Ezekiel 32:20. The sword cuts into the life, severs from life, sadly if also from God. For to die is what still goes on, to corrupt also; but to become lost for ever, that is the death without end, to die for evermore.

Ezekiel 32:21. The salutation of the dead toward the living when they die.

Ezekiel 32:22 sq. “What is received into the human heart, finds its grave also there; so round about the prince of death are his grave-places, wherein after a spiritual manner he is buried” (Gregory).—The grave for the unconverted, the condemned, the perspective of the future world.—“The grave is very deep, even though in a material point of view it may be but a few feet down: it is deep enough to shroud all glory” (H.).—“Powerfully seizes the mind and humbles the pride the ever-recurring There, when the subject of discourse has respect to a fallen king and his hosts. … We look upon a limitless field of graves, and it is remarkable and peculiar to our prophet, that he transfers the graves also to the lower world” (Umbr. ).—“As the elect come from the east and the west, and sit down with Abraham, Isaac, and Jacob in the kingdom of God, so the cast off find their way to the uncircumcised, to the pierced by the sword, in the depths below” (H. H)—Here many graves, in the house of the Father many mansions.—The counterpart of the fellowship of believers upon earth, of the elect in heaven.—The lowest Sheol and the heavenly Jerusalem.—The earth is everywhere indeed the Lord’s, but not all the dead die in the Lord.

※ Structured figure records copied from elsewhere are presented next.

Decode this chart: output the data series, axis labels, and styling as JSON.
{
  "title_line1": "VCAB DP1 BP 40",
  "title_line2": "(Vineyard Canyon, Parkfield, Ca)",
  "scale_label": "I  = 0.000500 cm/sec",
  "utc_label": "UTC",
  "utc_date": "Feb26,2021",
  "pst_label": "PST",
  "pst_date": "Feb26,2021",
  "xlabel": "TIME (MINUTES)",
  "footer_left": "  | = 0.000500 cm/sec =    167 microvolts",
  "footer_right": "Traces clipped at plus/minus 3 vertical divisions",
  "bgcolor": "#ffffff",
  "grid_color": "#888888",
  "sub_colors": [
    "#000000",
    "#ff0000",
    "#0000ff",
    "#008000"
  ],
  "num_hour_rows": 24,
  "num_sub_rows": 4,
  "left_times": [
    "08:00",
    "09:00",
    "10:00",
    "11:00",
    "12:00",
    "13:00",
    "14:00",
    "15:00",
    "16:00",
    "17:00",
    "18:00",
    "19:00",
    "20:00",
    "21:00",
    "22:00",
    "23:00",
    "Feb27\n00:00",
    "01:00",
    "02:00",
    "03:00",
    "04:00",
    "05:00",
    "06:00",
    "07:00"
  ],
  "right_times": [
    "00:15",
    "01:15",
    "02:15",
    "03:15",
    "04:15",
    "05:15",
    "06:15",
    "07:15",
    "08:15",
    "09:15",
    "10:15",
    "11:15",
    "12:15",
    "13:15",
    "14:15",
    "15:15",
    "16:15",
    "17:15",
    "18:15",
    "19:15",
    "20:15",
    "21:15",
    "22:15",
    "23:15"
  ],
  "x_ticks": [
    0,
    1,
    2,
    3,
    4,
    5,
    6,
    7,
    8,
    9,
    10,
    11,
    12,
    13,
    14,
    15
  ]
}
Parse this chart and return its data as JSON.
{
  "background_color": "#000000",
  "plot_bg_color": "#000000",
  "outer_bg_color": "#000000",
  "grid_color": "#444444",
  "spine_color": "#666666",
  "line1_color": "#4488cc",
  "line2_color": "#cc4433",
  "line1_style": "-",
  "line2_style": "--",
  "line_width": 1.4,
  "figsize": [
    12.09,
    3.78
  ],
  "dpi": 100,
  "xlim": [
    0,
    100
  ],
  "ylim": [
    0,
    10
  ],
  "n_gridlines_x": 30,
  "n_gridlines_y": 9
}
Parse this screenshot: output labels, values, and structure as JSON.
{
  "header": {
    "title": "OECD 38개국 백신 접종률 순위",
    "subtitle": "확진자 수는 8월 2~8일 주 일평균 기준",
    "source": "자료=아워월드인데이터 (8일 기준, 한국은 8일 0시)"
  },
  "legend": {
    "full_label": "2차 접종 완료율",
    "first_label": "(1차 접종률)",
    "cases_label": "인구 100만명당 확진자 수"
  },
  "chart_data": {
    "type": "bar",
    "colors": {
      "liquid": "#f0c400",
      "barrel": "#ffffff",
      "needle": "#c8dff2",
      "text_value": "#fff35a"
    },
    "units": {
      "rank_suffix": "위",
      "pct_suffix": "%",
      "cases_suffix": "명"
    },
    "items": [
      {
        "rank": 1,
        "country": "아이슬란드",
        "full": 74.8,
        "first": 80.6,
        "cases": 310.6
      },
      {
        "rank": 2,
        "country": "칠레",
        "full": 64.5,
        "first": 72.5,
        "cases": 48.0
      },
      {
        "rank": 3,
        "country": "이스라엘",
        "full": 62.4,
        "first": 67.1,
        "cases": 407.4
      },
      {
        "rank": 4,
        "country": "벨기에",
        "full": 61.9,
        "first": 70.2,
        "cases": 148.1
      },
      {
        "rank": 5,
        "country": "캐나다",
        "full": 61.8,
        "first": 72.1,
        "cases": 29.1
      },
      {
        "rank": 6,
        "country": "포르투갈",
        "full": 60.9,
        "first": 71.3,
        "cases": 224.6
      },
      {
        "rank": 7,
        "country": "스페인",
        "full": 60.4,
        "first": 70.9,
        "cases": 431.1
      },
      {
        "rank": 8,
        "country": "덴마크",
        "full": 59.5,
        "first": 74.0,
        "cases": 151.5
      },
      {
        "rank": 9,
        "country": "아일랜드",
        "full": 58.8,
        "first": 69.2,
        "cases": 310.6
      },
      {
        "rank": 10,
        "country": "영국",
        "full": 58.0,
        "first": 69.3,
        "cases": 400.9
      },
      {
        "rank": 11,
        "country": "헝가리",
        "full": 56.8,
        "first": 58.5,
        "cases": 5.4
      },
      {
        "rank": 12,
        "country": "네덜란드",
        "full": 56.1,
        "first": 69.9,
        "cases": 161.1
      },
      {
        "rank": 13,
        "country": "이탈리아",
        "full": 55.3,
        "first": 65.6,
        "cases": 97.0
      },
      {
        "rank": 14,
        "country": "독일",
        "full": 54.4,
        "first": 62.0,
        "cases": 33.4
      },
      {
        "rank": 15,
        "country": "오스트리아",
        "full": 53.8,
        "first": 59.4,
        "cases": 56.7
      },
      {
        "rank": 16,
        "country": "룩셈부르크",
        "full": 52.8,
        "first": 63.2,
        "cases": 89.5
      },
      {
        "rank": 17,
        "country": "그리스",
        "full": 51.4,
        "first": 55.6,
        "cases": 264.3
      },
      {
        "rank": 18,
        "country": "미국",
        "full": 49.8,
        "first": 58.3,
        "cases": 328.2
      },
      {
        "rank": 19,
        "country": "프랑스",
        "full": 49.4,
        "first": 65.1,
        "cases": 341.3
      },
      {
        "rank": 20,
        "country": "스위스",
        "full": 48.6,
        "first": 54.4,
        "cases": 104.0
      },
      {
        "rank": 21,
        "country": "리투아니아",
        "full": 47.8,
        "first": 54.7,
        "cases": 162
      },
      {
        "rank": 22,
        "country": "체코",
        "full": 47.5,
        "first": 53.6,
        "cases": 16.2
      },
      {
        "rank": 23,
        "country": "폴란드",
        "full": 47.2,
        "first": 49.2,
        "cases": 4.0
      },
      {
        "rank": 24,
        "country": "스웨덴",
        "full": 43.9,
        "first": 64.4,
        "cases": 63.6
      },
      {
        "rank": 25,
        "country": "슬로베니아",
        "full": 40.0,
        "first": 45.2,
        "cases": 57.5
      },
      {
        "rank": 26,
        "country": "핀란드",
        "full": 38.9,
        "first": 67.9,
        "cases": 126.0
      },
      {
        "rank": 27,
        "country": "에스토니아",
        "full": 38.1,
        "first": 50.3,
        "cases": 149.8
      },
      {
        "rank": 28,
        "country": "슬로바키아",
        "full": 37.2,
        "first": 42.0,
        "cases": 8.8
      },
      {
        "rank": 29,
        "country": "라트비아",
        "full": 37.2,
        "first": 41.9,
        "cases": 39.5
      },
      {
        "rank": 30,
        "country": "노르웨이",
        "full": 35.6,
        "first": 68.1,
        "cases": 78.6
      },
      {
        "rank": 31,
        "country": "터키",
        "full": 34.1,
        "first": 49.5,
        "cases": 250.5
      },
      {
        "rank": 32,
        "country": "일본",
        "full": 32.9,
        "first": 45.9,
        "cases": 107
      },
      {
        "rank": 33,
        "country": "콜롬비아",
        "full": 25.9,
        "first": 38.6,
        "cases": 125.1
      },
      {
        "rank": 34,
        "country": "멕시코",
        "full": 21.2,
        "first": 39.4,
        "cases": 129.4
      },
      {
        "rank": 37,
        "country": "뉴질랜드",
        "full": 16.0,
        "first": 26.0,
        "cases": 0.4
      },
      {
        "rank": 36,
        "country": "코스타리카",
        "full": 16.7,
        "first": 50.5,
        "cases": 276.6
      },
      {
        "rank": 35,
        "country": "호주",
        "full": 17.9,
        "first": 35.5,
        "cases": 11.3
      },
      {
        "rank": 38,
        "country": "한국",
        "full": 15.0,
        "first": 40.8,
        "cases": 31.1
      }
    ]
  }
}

Ezekiel 32:27. Men take with them into the state of the dead their knowledge, and along therewith the judicial sentence due to their manner of life.—Nothing is forgotten before God which is not forgiven.—The wrath of God remains on them, it is said in John.

Ezekiel 32:31. “It is a wretched consolation which is derived from the circumstance that people see in others the same torments which themselves experience. And yet misguided mortals do really comfort themselves with it. It is a common necessity, they say; others have experienced the same, and are experiencing it daily,” etc. (H. H.)—The word of God, however, brings home to every man at last the application: this is such and such an one; as we find written on the tombstones: Here lies N. N.—“The Pharaohs prepare to swallow up without mercy: Jacob’s Shepherd laughs at them,” etc. (Hiller.)